Но так оно и было, а вся история оказалась даже отчасти забавной. Ведь моя мама утверждала, будто видит в темноте лучше меня: «В конце концов, это же моя машина, за руль своей ты меня никогда не пускаешь, и теперь поведу я!»
Именно поэтому мы, возвращаясь из Польши через ГДР, сами не заметили, как отклонились от трассы на Гамбург.
«Ты заснула. Поэтому так получилось. Ты все проспала».
Я? Заснула? Когда она за рулем? Но дорога убаюкивала. Может, я и задремала. Едешь-едешь, сидя в одном положении, скорость за сотню, а кажется, будто стоишь на месте, пока за окном мелькает ГДР.
«Скучнейшая страна на свете».
Это уже не моя мама, а Фолькер Браун, поэт из ГДР.
Указателя на Гамбург не было нигде.
«Они делают вид, будто нас вообще не существует».
Мир обрывался в Гудове (Царентине). В Гудове находилась первая западная заправка, сразу же за границей. Но чем был известен Гудов? Говорили — Гудов, подразумевали — ГДР.
Водительские права мама получила в шестьдесят пять, вскоре после этого умер отец, но это никак не связано. А потом мы поехали в Освенцим. Во времена нацизма мои родители жили в Польше. Отец — немец, мелкий торговый служащий в Кракове — укрывал свою возлюбленную еврейку, мою будущую мать, вместе с ее матерью и от нацистов, и от поляков. После его смерти мама решила снова съездить в Польшу.
«Это мой долг перед ним».
Собственно, это он хотел поехать с нею в Польшу. Отец поддерживал отношения с друзьями из Сопротивления, но мама все время откладывала поездку. Теперь вместе с ней отправилась я.
«Нам придется ехать через ГДР».
Мама ненавидела ГДР. Для нее ГДР была воплощением всего того, что она привыкла ненавидеть в Германии.
«Думаешь, я боюсь их? За кого ты меня принимаешь? Я проеду!»
Разумеется, мы взяли ее машину. Большой японский лимузин.

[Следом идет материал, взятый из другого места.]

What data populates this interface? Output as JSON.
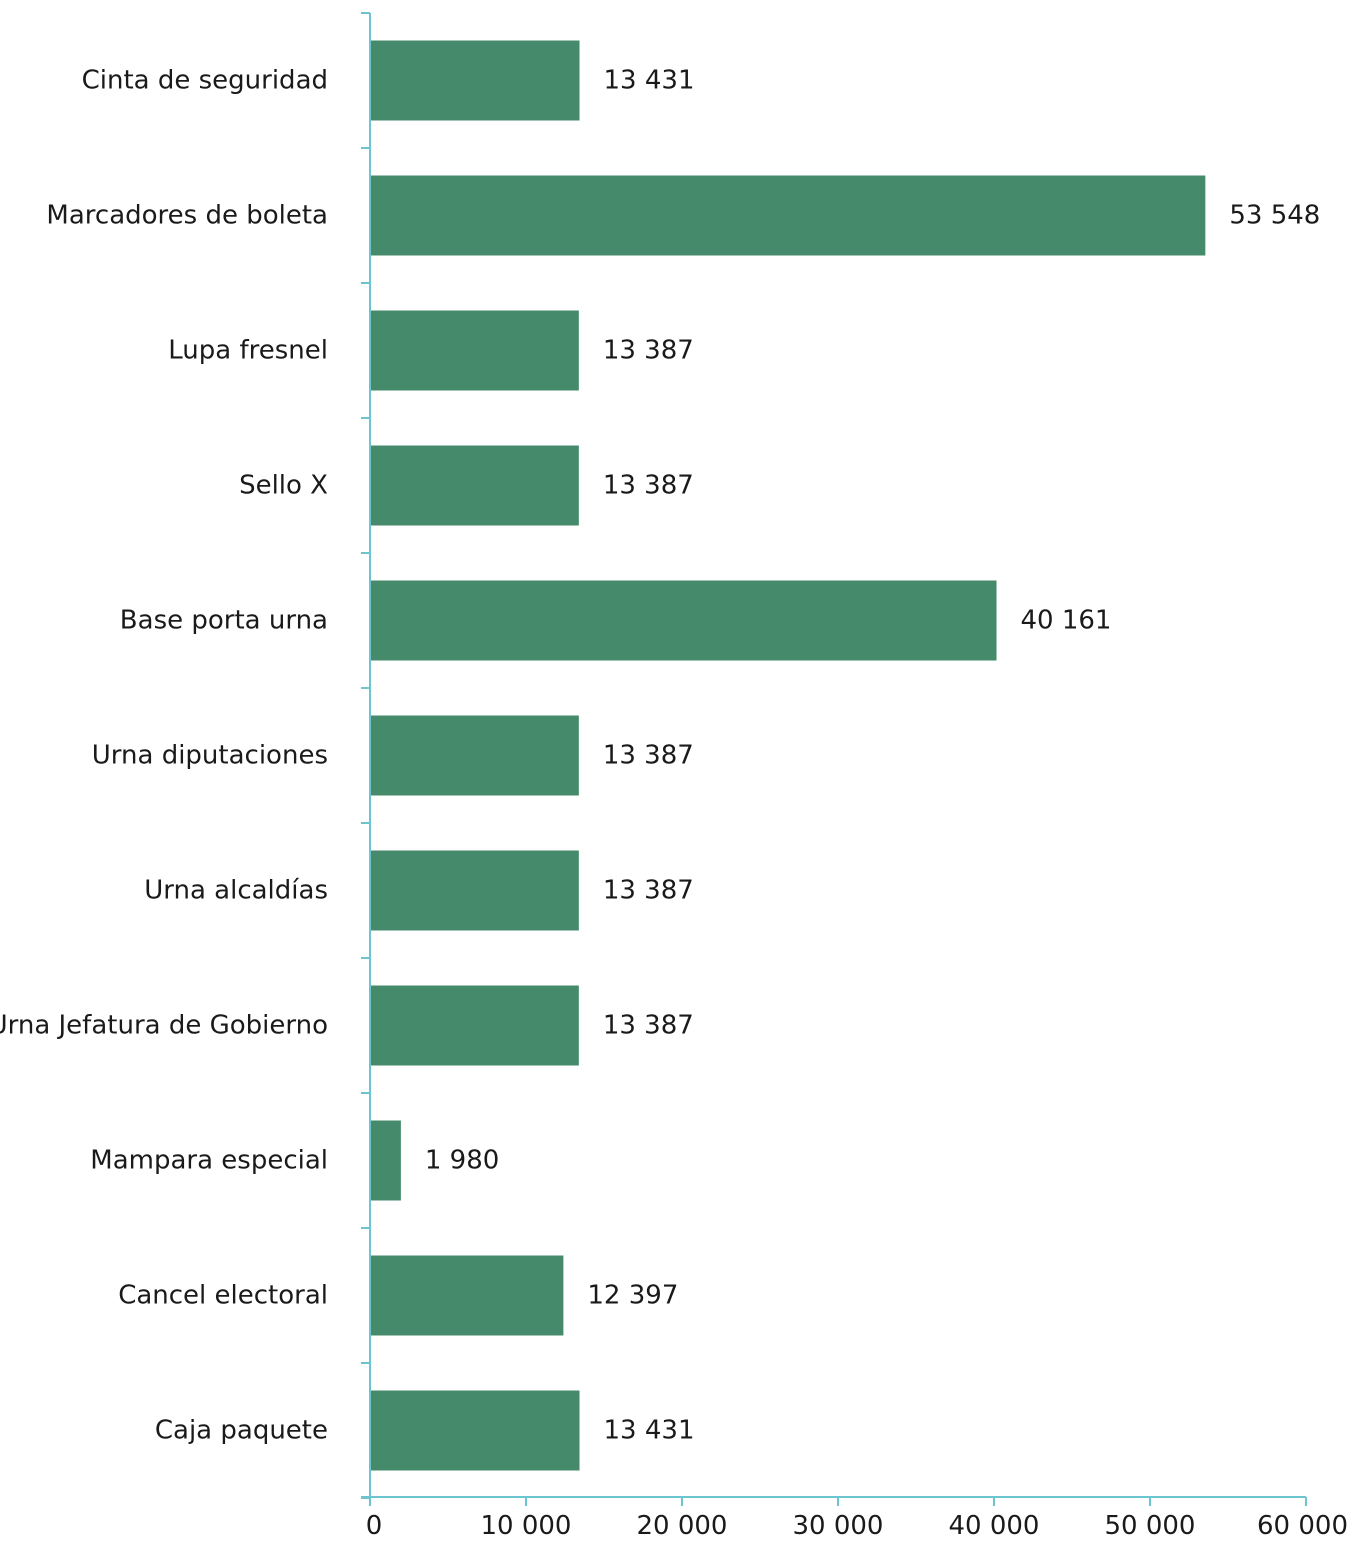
{
  "chart_data": {
    "type": "bar",
    "orientation": "horizontal",
    "categories": [
      "Cinta de seguridad",
      "Marcadores de boleta",
      "Lupa fresnel",
      "Sello X",
      "Base porta urna",
      "Urna diputaciones",
      "Urna alcaldías",
      "Urna Jefatura de Gobierno",
      "Mampara especial",
      "Cancel electoral",
      "Caja paquete"
    ],
    "values": [
      13431,
      53548,
      13387,
      13387,
      40161,
      13387,
      13387,
      13387,
      1980,
      12397,
      13431
    ],
    "value_labels": [
      "13 431",
      "53 548",
      "13 387",
      "13 387",
      "40 161",
      "13 387",
      "13 387",
      "13 387",
      "1 980",
      "12 397",
      "13 431"
    ],
    "xlim": [
      0,
      60000
    ],
    "x_ticks": [
      0,
      10000,
      20000,
      30000,
      40000,
      50000,
      60000
    ],
    "x_tick_labels": [
      "0",
      "10 000",
      "20 000",
      "30 000",
      "40 000",
      "50 000",
      "60 000"
    ],
    "title": "",
    "xlabel": "",
    "ylabel": "",
    "grid": false,
    "legend": "none",
    "colors": {
      "bar": "#458b6b",
      "axis": "#6cc4cf",
      "text": "#1a1a1a"
    }
  }
}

— Он тоже на нем ездил, — сказала мама и ласково похлопала по крылу автомобиля.
Отец неохотно давал ей машину, предпочитал вообще не давать.
«Что ты такое говоришь? Он всегда радовался, что я села за руль».
Итак, мы двинулись в Польшу, побывали там, а на обратном пути в Щецине, у самой границы, купили продуктов в дорогу.
— У них ты меня на автостоянку не затащишь! Свою гэдээровскую отраву пусть сами едят. Им нужна только моя валюта.
Перед границей мы залили полный бак.
— Ни за что не пущу гэдээровский бензин в мой роскошный двигатель. А этого нам хватит до Гамбурга.
Польскому заправщику мы отдали последние злотые, благо у нас оставалась в запасе толстая пачка купюр, после чего он вымыл все стекла, а также фары и оба номерных знака.
В Польше маме пришлось трудно. В Польше я сидела за рулем. Она вообще отдала мне машину, но перед границей с ГДР заявила:
— А теперь поведу я.
Темнело, и я медлила. Она постучала по крыше автомобиля красными ногтями.
— Ну, давай уже. Рулила десять дней подряд. Пора тебе отдохнуть, к тому же в темноте я вижу лучше.
Я отдала ей ключи от машины. Она уселась за руль, подложив под себя подушку, скинула лодочки и сунула ноги в туфли на плоском каблуке, сдвинула сиденье вперед, отрегулировала боковое зеркало, подкрасила губы, глядясь в зеркало заднего вида, пристегнулась, и мы тронулись. Поляк помахал нам вслед рукой.
Она заметила это и сказала:
— Все-таки в Польше было много хорошего, тебе не кажется?
Ужасного там тоже было много. Картины, возникавшие в памяти матери, переполняли ее и вытесняли настоящее. Я шла с ней рядом, но она была где-то далеко. Потом вдруг замечала меня и пугалась моего присутствия — откуда бы мне там взяться? А когда осознавала несоответствие во времени и душа ее вырывалась из плена прошлого, лицо у нее начинало подергиваться, и она молча, словно с зажатым рукой ртом, качала головой и плакала. Приходя в себя, извинялась, что не в состоянии ничего объяснить.